At the time of his marriage in 1831, Hügel was a Captain of Cavalry in the Württemberg Army, and became co-owner of the former Imperial Knight estate of Eschenau and was consequently entered in the kingdom's knightly register.

In 1851 Hügel built the manor of Waldhof in a secluded forest south east of Eschenau on the district border with Bretzfeld. In the run-up to the construction of the Kocherbahn, the railway line from Heilbronn to Hall, he is said to have exerted significant influence with his connections in Stuttgart so that the railway line ran through Eschenau, and thus the Weinsberg valley, instead of Neckarsulm and the northern Kocher valley.

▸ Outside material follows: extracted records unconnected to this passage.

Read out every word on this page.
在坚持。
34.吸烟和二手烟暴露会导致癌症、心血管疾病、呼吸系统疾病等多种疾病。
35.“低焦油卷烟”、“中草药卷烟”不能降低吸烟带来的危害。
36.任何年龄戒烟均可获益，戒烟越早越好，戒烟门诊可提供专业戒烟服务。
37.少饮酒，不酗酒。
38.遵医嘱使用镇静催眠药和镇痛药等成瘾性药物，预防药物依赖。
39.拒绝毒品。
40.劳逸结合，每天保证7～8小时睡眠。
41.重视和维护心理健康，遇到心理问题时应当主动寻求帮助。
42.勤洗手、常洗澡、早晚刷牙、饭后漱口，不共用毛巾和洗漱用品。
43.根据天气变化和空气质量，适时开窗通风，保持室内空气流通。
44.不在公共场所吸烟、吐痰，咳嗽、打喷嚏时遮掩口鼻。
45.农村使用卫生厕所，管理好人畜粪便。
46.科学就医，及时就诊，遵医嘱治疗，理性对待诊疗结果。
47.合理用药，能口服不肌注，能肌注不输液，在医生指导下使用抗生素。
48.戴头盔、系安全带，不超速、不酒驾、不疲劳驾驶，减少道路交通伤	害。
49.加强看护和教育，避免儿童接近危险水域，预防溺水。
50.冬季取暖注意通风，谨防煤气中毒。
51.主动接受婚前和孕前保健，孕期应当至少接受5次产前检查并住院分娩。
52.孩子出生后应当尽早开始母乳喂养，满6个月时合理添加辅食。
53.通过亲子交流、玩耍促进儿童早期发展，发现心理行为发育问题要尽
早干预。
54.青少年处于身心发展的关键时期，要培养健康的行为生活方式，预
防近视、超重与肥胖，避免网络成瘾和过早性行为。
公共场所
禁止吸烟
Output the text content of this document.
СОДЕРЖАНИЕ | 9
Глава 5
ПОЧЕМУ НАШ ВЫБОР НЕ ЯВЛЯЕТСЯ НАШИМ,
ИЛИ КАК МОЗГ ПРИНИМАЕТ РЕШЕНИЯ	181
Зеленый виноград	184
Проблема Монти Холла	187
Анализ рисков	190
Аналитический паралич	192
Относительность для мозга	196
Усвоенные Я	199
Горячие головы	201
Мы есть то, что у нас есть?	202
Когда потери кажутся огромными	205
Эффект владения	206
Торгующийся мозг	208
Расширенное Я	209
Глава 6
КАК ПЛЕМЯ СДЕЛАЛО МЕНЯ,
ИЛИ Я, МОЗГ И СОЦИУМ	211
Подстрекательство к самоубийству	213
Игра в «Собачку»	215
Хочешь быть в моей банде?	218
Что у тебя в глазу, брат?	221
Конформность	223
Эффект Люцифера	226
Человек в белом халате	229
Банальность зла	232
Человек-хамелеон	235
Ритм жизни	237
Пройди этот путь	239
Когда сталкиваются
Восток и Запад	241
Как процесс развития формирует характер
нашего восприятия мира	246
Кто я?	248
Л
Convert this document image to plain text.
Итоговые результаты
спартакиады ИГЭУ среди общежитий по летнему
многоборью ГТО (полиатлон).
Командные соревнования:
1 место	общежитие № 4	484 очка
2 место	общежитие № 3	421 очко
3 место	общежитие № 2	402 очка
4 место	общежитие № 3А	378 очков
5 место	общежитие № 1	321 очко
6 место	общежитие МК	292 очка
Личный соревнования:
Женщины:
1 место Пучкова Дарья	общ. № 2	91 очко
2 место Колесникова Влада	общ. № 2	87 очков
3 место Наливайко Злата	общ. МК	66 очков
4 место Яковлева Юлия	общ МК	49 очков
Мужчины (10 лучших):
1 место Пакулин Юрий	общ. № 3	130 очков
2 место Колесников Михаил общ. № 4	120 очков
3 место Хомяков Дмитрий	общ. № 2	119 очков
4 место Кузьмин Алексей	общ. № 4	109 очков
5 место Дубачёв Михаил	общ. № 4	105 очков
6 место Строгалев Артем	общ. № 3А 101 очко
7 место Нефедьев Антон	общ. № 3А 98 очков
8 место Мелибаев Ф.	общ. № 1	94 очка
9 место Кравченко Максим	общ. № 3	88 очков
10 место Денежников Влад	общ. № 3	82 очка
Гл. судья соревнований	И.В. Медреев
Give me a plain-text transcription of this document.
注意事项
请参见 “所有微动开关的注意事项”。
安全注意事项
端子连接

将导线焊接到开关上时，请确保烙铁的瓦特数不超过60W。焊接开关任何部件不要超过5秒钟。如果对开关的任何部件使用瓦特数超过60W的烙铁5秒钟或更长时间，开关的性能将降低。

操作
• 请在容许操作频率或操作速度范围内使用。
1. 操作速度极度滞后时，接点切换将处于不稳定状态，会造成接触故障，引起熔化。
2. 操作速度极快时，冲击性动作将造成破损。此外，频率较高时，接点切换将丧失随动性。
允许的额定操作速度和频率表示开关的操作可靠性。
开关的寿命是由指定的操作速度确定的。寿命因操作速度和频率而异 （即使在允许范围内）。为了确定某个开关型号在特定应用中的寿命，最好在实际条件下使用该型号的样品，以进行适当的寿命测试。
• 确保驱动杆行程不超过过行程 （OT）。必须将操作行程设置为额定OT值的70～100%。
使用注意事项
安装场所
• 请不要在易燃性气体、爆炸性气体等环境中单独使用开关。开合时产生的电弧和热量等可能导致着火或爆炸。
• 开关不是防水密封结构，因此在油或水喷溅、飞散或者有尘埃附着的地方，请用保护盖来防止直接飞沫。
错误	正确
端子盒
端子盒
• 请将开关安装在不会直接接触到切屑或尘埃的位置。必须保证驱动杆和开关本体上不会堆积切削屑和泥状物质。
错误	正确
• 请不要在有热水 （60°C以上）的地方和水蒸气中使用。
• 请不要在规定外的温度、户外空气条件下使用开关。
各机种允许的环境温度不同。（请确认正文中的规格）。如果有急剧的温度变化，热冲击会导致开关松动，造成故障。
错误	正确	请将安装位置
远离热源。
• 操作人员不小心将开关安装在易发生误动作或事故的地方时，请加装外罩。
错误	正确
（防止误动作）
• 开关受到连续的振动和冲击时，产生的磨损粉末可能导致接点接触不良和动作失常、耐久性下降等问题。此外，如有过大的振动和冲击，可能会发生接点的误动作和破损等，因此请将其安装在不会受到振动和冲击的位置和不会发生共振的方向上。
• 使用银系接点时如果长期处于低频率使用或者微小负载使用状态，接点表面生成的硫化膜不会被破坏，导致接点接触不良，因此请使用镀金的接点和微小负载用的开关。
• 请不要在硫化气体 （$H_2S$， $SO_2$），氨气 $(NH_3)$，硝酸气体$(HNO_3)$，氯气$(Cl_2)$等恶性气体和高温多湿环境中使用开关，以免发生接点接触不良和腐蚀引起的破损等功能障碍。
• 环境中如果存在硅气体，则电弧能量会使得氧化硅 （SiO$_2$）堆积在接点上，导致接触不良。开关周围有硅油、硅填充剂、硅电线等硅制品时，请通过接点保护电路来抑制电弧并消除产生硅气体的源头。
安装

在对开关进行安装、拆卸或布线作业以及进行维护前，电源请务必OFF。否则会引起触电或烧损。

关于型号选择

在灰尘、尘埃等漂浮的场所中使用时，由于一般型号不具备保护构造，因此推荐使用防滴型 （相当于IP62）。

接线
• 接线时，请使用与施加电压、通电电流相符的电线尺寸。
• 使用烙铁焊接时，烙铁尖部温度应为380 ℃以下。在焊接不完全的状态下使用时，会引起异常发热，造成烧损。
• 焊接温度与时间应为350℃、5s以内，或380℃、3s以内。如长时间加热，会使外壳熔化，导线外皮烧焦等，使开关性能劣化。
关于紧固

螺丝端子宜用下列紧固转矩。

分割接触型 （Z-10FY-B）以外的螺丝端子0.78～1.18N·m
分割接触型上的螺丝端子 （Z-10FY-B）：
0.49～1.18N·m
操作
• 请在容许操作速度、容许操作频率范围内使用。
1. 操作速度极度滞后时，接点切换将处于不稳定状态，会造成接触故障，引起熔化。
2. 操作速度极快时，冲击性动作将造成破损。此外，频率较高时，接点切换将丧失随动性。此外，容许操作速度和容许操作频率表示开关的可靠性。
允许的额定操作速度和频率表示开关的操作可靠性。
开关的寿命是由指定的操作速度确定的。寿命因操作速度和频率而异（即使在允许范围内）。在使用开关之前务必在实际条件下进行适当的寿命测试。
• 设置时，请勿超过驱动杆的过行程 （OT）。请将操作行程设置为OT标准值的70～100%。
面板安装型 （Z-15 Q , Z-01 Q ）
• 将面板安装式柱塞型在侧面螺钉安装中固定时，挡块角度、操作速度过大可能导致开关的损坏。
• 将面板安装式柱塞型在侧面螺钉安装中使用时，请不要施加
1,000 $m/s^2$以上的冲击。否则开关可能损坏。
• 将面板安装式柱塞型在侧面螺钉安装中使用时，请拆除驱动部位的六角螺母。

In 1861 Albert von Hügel was awarded the Knight of the Order of the Württemberg Crown. At that time he was a Colonel and Commander of the 7th Infantry Regiment.

==Personal life==
In 1831 Hügel was married to Marie Louise Elisabethe Freiin von Uexküll-Gyllenband (1811–1862), owner of the manor of Eschenau. She was a daughter of August Heinrich Friedrich von Uexküll-Gyllenband and Baroness Charlotte Maria von Gemmingen (the elder sister of his step-mothers). Before their divorce in 1843, they were the parents of three children:

- Baron Alexander Ernest August von Hügel (b. 1832)
- Baroness Anna Louise Charlotte Mathilde von Hügel (1833–1915), who married Hungarian-German Count Alfred Ferdinand Christoph von Degenfeld-Schonburg.
- Count Ernest Ludwig Paul Carl von Hügel (1835–1897), who married Princess Amalie of Teck, a daughter of Duke Alexander of Württemberg and Countess Claudine von Hohenstein. Amalie's brother was Francis, Duke of Teck, who married Princess Mary Adelaide of Cambridge (a first cousin of Queen Victoria), and was the father of Queen Mary, the consort of King George V. They lived at Schloss Reinthal near Graz and Paul was elevated to the rank of Count in 1879.

After their divorce, his wife married the Dr. Theobald Kerner) a year later. Hügel died on 31 December 1865.